A financial analyst wants to explore the following question:
• How do the profits of computer companies compare to the profits of pharmaceutical companies?
To answer this question, fit Profits ($M) by Type.
1. Select Help > Sample Data Folder and open Companies.jmp.
2. If you still have the Companies.jmp sample data table open, you might have rows that are excluded or hidden. To return the rows to the default state (all rows included and none hidden), select Rows > Clear Row States.
3. Select Analyze > Fit Y by X.
4. Select Profits ($M) and click Y, Response.
5. Select Type and click X, Factor.
6. Click OK.
Figure 5.15 Profits by Company Type
There is an outlier in the Computer Type. The outlier is stretching the scale of the plot and making it difficult to compare the profits. Exclude and hide the outlier:
1. Click the outlier.
2. Select Rows > Exclude/Unexclude. The data point is no longer included in calculations.
3. Select Rows > Hide/Unhide. The data point is hidden from all graphs.

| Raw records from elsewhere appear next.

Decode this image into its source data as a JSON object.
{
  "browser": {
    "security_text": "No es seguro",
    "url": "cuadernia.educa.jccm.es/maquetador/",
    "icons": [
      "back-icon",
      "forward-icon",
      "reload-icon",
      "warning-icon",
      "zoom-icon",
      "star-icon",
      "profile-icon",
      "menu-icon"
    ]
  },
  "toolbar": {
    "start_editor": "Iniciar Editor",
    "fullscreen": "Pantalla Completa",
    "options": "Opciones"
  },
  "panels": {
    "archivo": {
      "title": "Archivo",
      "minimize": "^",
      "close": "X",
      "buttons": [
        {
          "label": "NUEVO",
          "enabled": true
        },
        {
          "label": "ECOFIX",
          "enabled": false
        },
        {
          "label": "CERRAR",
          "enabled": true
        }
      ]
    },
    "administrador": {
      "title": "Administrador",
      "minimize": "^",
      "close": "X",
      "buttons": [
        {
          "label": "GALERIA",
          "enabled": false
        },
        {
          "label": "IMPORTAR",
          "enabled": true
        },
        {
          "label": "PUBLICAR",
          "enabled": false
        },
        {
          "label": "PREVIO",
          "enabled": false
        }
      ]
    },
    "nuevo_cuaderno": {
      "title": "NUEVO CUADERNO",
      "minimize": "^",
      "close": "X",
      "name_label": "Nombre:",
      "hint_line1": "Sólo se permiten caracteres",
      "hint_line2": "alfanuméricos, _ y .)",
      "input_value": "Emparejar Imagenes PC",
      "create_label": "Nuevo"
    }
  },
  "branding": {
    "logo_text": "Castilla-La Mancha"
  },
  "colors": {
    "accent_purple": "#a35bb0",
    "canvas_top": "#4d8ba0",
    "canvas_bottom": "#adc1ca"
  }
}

4. To re-create the plot without the outlier, click the Oneway Analysis of Profits ($M) By Type and select Redo > Redo Analysis. You can close the original Scatterplot window.
Figure 5.16 Updated Plot
Removing the outlier gives the financial analyst a clearer picture of the data.
5. To continue analyzing the relationship, select these options from the red triangle next to Oneway Analysis of Profits ($M) By Type:
– Display Options > Mean Lines. This adds mean lines to the scatterplot.
– Means and Std Dev. This displays a report that provides averages and standard deviations.
Figure 5.17 Mean Lines and Report
The financial analyst wanted to know how the profits of computer companies compared to the profits of pharmaceutical companies. The updated scatterplot shows that pharmaceutical companies have higher average profits than computer companies. In the report, if you subtract one mean value from the other, the difference in profit is about $635 million. The plot also shows that some of the computer companies have negative profits and all of the pharmaceutical companies have positive profits.
The financial analyst has looked at only a sample of companies (the companies in the data table). The financial analyst now wants to examine these questions:
• Does a difference exist in the broader population, or is the difference of $635 million due to chance?
• If there is a difference, what is it?
To answer these questions, perform a two-sample t test. A t test lets you use data from a sample to make inferences about the larger population.
To perform the t test, click the Oneway Analysis red triangle and select Means/Anova/Pooled t.
Figure 5.18 Pooled t Test Results
The p-value of 0.0001 is less than the significance level of 0.05, which indicates statistical significance. Therefore, the financial analyst can conclude that the observed difference in average profits for the sample data is statistically significant. This means that in the larger population, the average profits for pharmaceutical companies are different from the average profits for computer companies.
Use the confidence interval limits to determine how much difference exists in the profits of both types of companies. Look at the Upper CL Dif and Lower CL Dif values in Figure 5.18. The financial analyst concludes that the average profit of pharmaceutical companies is between $343 million and $926 million higher than the average profit of computer companies.